I may regret a stock market spin or splurging on a dress without a waist, but I have never regretted an investment in travel.
Every trip I make pays dividends in friendships and photos, in laughter and dreams. I have gained knowledge, perspective and weight. I have lost luggage and horizons. I have not always cared.
In travel, the markets are up early, and I know my dollars have helped. I am bullish on the basket market in Rabat and the cheese market in Beaune.
I was bearish enough in Norway one summer to invest 50 kroner to join the Royal & Ancient Polar Bear Society whose club room is in Hammerfest, far north of the Arctic Circle.
For my investment I received a post card, a certificate of membership, a polar bear lapel pin and an invitation to attend the group's annual meeting on the third Sunday in January at 6 p.m. It will be a dark day in Hammerfest when I do.
I am, by nature, a small spender. I hate to lose much.
Tally of Lost Items
I lost a wooden-handled Swiss umbrella in the Seattle airport--well, I left it behind on a plane. I lost an English guidebook to the Paris Opera House (cost: 10 francs)--well, I left it behind in an airplane seat pocket after reading part of it over Greenland on my way home. In Paris last May I dashed into the Opera House foyer to spring for another. They were out of the English edition, but offered me a deal on the German. I decided to wait.
I have invested in the restoration of the old stone church in Murbach, in the gentle hills of Alsace, by dropping some coins into a wooden box by the door. I have diversified by supporting congregations from Sitka to Kauai, in return for a song.
I have invested in New Zealand by renting a post box at Milford Sound on the rugged west coast of the South Island. Why? Because the place is beautiful. Because the sound is silent. Because it was June. Because I was there.
I've never claimed my investments were not emotional.

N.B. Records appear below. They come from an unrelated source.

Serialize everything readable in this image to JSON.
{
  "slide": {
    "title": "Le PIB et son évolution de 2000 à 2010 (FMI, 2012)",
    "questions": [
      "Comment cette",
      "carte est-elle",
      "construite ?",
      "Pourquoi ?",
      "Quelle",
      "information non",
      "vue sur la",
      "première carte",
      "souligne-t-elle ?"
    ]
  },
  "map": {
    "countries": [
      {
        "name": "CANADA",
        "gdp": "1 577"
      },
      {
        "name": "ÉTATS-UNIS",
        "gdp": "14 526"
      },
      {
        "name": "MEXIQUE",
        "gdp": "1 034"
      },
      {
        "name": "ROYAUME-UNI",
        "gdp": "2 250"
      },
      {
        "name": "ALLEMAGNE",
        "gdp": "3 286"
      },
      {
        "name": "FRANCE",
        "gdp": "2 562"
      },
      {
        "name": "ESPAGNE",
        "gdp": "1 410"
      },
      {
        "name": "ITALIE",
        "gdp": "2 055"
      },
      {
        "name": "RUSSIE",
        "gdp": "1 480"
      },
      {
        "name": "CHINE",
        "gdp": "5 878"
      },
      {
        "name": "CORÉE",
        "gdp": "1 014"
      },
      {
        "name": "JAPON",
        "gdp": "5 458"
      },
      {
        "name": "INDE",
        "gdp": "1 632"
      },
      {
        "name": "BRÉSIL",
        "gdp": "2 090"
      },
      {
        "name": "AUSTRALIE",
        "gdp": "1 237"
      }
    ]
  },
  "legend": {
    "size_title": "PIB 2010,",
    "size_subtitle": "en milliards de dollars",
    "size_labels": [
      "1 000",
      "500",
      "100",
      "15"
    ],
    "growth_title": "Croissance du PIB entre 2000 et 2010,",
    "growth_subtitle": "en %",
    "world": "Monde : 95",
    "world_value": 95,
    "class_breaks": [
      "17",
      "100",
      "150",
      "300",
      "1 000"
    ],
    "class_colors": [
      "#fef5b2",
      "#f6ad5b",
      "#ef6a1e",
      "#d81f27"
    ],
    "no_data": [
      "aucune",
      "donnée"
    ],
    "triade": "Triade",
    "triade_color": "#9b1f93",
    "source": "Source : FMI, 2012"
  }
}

I have invested in heavy souvenirs, from a Balinese gender to an English stick barometer. I toted the latter home to Southern California where the mercury rarely moves, but the rosewood case rises on my living room wall.
I have invested in Oscar de la Renta toilet water each time I have passed through a duty-free shop.
I invested $7.31 ($6.95 plus tax) on "Cheap Eats in Paris," a 1986-87 guide to 100 inexpensive restaurants and bistros, a paperback that's available by mail from Cobble & Mickle Books, Box 3521, San Diego 92103.
I figure I recouped that investment with one scrumptious meal at Le Pichet, a farm-fresh restaurant with rustic decor and splendid seafood just steps from the Champs-Elysees.